The ability for anybody to form a political party came even later, and even in the United States as the Constitution was drafted, the Founders were deeply skeptical of the benefits of competition among political parties. But by the end of the Civil War, the vigorous competition among political parties had proved itself as a mechanism at least capable of constraining some otherwise violent competition among powerful interests.

“Individual citizens wanted banks, canals, and railroads to raise the value of their lands, help get their crops to market, and more closely integrate them into the American economy and society. They feared that those corporations would undermine and ultimately destroy the democratic political process they also valued. The solution hit upon by the Americans was not to eliminate corporations but to eliminate privileges by opening entry into the corporate form to anyone who wanted to form a corporation.” NWW at 238. Thus, “[a]lthough no decisive year or decade exists of when growth began to accelerate, nonetheless the onset of modern economic growth rates, per capita income growth in the neighborhood of one to 1.5% per year, does not occur in any of the countries until after 1840. After the 1850s, and with modest ups and downs, this steady growth occurred until the present day, with the exceptions of wars and the depressions of the 1920s and 1930s.” NWW at 247

NWW also provide an in-depth analysis of how open access states evolved in England and France as well as the United States. Well worth the time if you’ve read this far.

Summary and Conclusion

Neither technology, nor democracy, nor capitalism alone has been sufficient to drive the progress we have seen in the last 200 years. Rather, as NWW argue in Violence and Social Orders, that progress has been due to the special combination of democratic ideals and capitalism that has emerged in open access states through their credible commitments, which have maintained dynamic stability through non-violent resolution of political conflict and vigorous economic competition. In contrast, natural states face challenges in making credible commitments to potential new entrants, ultimately driving both economic and political instability and violence. The transformation of corporations from royal privileges into drivers of chaotic progress through the introduction of general incorporation acts and the transformation of political competition through political parties are an important part of the story.

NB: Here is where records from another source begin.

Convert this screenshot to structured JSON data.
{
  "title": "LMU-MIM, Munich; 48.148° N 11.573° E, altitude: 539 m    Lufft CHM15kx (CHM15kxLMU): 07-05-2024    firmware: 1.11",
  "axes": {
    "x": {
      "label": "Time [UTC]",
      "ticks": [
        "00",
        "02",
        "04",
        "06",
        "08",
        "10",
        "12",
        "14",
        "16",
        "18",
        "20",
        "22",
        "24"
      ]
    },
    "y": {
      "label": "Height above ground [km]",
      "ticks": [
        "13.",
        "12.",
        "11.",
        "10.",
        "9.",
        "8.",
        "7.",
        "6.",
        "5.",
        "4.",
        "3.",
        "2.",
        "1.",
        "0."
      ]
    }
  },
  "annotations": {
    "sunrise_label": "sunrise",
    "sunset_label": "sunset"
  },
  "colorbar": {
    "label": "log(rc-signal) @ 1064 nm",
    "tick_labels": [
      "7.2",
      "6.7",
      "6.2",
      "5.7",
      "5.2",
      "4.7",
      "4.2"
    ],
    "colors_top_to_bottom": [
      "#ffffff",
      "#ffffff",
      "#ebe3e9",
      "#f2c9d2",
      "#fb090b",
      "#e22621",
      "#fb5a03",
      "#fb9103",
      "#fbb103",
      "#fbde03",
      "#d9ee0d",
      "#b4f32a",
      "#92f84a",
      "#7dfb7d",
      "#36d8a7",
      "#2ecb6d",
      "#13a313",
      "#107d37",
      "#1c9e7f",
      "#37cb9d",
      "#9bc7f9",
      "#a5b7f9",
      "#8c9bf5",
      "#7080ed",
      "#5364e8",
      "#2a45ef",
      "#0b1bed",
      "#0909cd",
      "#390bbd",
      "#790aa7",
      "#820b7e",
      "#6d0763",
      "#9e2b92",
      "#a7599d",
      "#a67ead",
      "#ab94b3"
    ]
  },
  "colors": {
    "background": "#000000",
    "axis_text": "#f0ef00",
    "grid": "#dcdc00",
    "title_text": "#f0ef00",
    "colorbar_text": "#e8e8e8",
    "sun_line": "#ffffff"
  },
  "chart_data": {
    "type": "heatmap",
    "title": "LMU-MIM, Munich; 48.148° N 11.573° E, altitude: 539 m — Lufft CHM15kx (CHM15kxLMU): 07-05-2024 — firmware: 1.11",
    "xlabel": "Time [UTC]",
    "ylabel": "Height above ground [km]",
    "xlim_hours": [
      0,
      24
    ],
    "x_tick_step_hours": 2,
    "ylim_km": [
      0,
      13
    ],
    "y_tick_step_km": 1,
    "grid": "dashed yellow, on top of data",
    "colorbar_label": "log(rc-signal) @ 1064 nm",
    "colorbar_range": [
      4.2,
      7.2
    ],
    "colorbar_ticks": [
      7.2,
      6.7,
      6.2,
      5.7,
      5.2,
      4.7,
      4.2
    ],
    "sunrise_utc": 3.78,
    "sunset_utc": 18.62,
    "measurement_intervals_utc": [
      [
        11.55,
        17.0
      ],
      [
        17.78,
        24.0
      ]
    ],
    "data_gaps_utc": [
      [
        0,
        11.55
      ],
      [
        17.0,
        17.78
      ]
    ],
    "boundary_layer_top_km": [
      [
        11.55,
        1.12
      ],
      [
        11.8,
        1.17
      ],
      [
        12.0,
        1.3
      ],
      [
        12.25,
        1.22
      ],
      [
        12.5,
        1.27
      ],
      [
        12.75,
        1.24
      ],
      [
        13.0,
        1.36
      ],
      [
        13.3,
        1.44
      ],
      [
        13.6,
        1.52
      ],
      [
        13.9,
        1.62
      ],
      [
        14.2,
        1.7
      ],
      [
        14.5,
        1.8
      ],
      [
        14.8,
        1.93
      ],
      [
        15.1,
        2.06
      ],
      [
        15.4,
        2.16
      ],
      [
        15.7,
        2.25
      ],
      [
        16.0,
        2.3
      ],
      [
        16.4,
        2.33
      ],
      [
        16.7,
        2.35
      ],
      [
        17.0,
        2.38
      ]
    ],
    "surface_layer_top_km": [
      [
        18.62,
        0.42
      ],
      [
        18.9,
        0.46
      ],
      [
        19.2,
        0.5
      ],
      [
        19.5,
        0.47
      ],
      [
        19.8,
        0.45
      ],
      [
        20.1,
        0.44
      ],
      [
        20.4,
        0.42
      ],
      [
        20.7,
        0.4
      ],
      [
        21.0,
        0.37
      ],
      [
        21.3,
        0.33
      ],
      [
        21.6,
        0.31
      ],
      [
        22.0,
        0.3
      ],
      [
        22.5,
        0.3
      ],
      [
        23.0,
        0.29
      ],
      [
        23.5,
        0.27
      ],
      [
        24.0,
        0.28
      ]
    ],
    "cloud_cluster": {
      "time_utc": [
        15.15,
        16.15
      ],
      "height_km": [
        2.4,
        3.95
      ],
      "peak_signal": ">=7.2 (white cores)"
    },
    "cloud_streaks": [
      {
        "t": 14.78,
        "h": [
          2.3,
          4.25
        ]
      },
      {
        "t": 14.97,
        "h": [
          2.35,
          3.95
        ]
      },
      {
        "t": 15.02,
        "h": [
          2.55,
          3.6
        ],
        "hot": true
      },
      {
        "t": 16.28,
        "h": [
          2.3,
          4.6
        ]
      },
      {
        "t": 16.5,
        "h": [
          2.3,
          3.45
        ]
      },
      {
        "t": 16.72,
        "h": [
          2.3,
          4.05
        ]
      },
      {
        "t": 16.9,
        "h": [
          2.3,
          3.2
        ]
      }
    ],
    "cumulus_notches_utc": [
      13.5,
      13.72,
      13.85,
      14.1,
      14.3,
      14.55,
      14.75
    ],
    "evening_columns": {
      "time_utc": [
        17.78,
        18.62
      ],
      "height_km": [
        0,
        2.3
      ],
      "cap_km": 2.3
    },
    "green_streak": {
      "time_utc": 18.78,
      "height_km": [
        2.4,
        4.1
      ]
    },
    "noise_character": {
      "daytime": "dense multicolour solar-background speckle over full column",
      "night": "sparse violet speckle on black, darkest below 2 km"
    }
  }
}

Open access states exhibit dynamic stability because competition and experimentation lead to diverse solutions for problems, while credible commitments resolve conflicts peacefully. Natural states, on the other hand, often lack the ability to make credible commitments, making conflict resolution more challenging.

The chaotic progress of the past 200 years has been contingent upon the emergence and maintenance of open access states. A stable open access state requires a delicate balance of power among elites and non-elites, supported by vigorous competition among political parties and corporations. With apologies to Benjamin Franklin, what sort of state has evolution given us? An open access state, if we can keep it.